Copper recycling, particularly in the business sector, is a good example of how recycling benefits the environment. The fact is, copper is everywhere today – electric wiring, copper plumbing, even vehicles and appliances. As such, while there is a tremendous amount of copper being trashed, there is also a tremendous amount of copper being recycled, with demand that is ever growing.

Clearly, there are economic benefits to copper recycling, which is why industry is motivated. At the same time, there are many environmental benefits to re-using and re-manufacturing so-called scrap copper. By recycling copper, there is much less reliance on virgin mining and processing of raw materials. This by itself reduces a number of harmful consequences on the environment.

Collecting and recycling scrap copper actually prevents tons and tons of waste going to landfill, something that is unsustainable. Moreover, copper recycling is considered to be “energy-saving”, mainly because the process requires minimal energy compared to extracting virgin ore. In short, it means that less industrial energy is being used (and emitted) with coal, oil, or natural gas.

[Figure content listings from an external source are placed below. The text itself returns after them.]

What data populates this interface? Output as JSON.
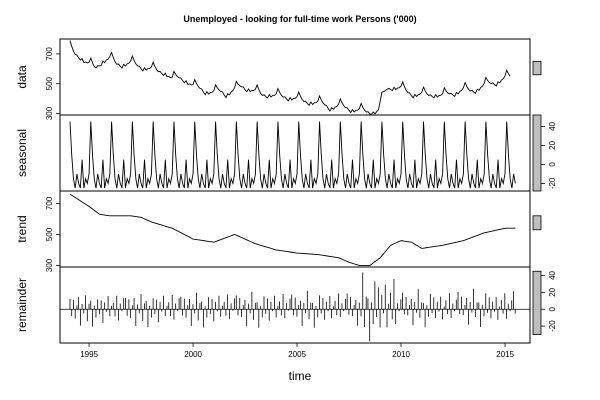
{
  "chart_data": {
    "type": "line",
    "title": "Unemployed - looking for full-time work Persons ('000)",
    "xlabel": "time",
    "x_ticks": [
      1995,
      2000,
      2005,
      2010,
      2015
    ],
    "x_range": [
      1993.6,
      2016.2
    ],
    "panels": [
      {
        "name": "data",
        "ylim": [
          290,
          800
        ],
        "y_ticks": [
          300,
          500,
          700
        ],
        "scale_bar": [
          560,
          650
        ],
        "anchor_years": [
          1994.08,
          1994.4,
          1994.7,
          1995.0,
          1995.3,
          1995.6,
          1996.0,
          1996.3,
          1996.6,
          1997.0,
          1997.3,
          1997.6,
          1998.0,
          1998.3,
          1998.6,
          1999.0,
          1999.3,
          1999.6,
          2000.0,
          2000.3,
          2000.6,
          2001.0,
          2001.3,
          2001.6,
          2002.0,
          2002.3,
          2002.6,
          2003.0,
          2003.3,
          2003.6,
          2004.0,
          2004.3,
          2004.6,
          2005.0,
          2005.3,
          2005.6,
          2006.0,
          2006.3,
          2006.6,
          2007.0,
          2007.3,
          2007.6,
          2008.0,
          2008.3,
          2008.6,
          2008.9,
          2009.0,
          2009.3,
          2009.6,
          2010.0,
          2010.3,
          2010.6,
          2011.0,
          2011.3,
          2011.6,
          2012.0,
          2012.3,
          2012.6,
          2013.0,
          2013.3,
          2013.6,
          2014.0,
          2014.3,
          2014.6,
          2015.0,
          2015.3
        ],
        "anchor_values": [
          760,
          700,
          660,
          650,
          620,
          640,
          690,
          650,
          620,
          660,
          640,
          600,
          620,
          600,
          570,
          550,
          560,
          520,
          500,
          490,
          440,
          460,
          470,
          420,
          480,
          500,
          460,
          470,
          440,
          420,
          440,
          430,
          400,
          420,
          400,
          370,
          390,
          380,
          330,
          370,
          360,
          320,
          340,
          330,
          300,
          330,
          390,
          480,
          470,
          490,
          460,
          420,
          450,
          440,
          420,
          440,
          450,
          430,
          480,
          470,
          450,
          510,
          520,
          500,
          560,
          560
        ],
        "seasonal_amplitude": 30
      },
      {
        "name": "seasonal",
        "ylim": [
          -28,
          52
        ],
        "y_ticks": [
          -20,
          0,
          20,
          40
        ],
        "scale_bar": [
          -28,
          52
        ],
        "cycle_start": 1994.08,
        "cycle_end": 2015.5,
        "cycle_months": [
          0,
          1,
          2,
          3,
          4,
          5,
          6,
          7,
          8,
          9,
          10,
          11
        ],
        "cycle_values": [
          45,
          10,
          -15,
          -25,
          -10,
          -20,
          -25,
          5,
          -25,
          -15,
          -20,
          -10
        ]
      },
      {
        "name": "trend",
        "ylim": [
          290,
          780
        ],
        "y_ticks": [
          300,
          500,
          700
        ],
        "scale_bar": [
          530,
          620
        ],
        "years": [
          1994.08,
          1995.0,
          1995.5,
          1996.0,
          1997.0,
          1997.5,
          1998.0,
          1999.0,
          2000.0,
          2001.0,
          2002.0,
          2003.0,
          2004.0,
          2005.0,
          2006.0,
          2007.0,
          2007.5,
          2008.0,
          2008.5,
          2009.0,
          2009.5,
          2010.0,
          2010.5,
          2011.0,
          2012.0,
          2013.0,
          2014.0,
          2015.0,
          2015.5
        ],
        "values": [
          760,
          680,
          630,
          620,
          620,
          610,
          580,
          540,
          470,
          450,
          500,
          440,
          400,
          380,
          370,
          350,
          320,
          300,
          300,
          350,
          430,
          460,
          450,
          410,
          430,
          460,
          510,
          540,
          540
        ]
      },
      {
        "name": "remainder",
        "ylim": [
          -40,
          50
        ],
        "y_ticks": [
          -20,
          0,
          20,
          40
        ],
        "scale_bar": [
          -30,
          45
        ],
        "start": 1994.08,
        "step": 0.0833,
        "pattern": [
          22,
          -8,
          15,
          -12,
          5,
          18,
          -20,
          10,
          -5,
          25,
          -15,
          8,
          12,
          -22,
          6,
          -10,
          20,
          -6,
          14,
          -18,
          9,
          -4,
          16,
          -14,
          4,
          11,
          -9,
          19,
          -16,
          7,
          -3,
          13
        ]
      }
    ]
  }
}
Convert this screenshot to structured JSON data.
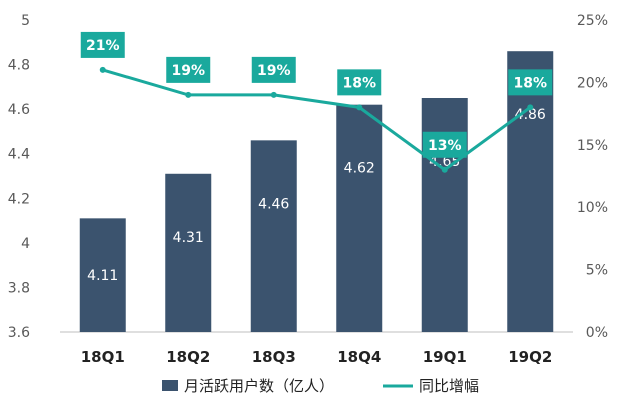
{
  "chart_data": {
    "type": "bar",
    "categories": [
      "18Q1",
      "18Q2",
      "18Q3",
      "18Q4",
      "19Q1",
      "19Q2"
    ],
    "y_left": {
      "min": 3.6,
      "max": 5,
      "step": 0.2,
      "tick_labels": [
        "3.6",
        "3.8",
        "4",
        "4.2",
        "4.4",
        "4.6",
        "4.8",
        "5"
      ]
    },
    "y_right": {
      "min": 0,
      "max": 25,
      "step": 5,
      "tick_labels": [
        "0%",
        "5%",
        "10%",
        "15%",
        "20%",
        "25%"
      ]
    },
    "series": [
      {
        "name": "月活跃用户数（亿人）",
        "type": "bar",
        "values": [
          4.11,
          4.31,
          4.46,
          4.62,
          4.65,
          4.86
        ],
        "labels": [
          "4.11",
          "4.31",
          "4.46",
          "4.62",
          "4.65",
          "4.86"
        ]
      },
      {
        "name": "同比增幅",
        "type": "line",
        "axis": "right",
        "values": [
          21,
          19,
          19,
          18,
          13,
          18
        ],
        "labels": [
          "21%",
          "19%",
          "19%",
          "18%",
          "13%",
          "18%"
        ]
      }
    ],
    "grid": false,
    "legend_position": "bottom"
  },
  "colors": {
    "bar": "#3b536e",
    "line": "#1aa99d",
    "axis": "#bfbfbf"
  }
}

Industry-wide, copper recycling helps to sustain the market cost of copper, and therefore copper products. It’s all about the economics – recycling and re-using copper is cheaper than mining and processing. Cost wise, recycled copper is valuable in manufacturing consumer products, making for a cost-effective approach, without compromising any of the inherent qualities of the metal.

In today’s consumer-oriented society, there is still too much scrap copper ending up in landfill. It’s a waste of resources, and damaging to the environment. Trashed electronics, appliances, and industrial waste will undoubtedly release harmful substances into the environment. Whether it’s cadmium or mercury, these types of pollutants may have serious implications in future years.

With environmental concerns at the forefront, product manufacturers are focusing on product design that is more “sustainable ”. It means making use of more recycled content like copper, and therefore generating less waste overall. In addition, governments are instituting legislation for both waste and recycling, all in an effort to reverse the negative effects on the environment.

When it comes to metal recycling, the best approach for an average consumer is to be proactive. And while most household waste may not be especially high volume, everything helps.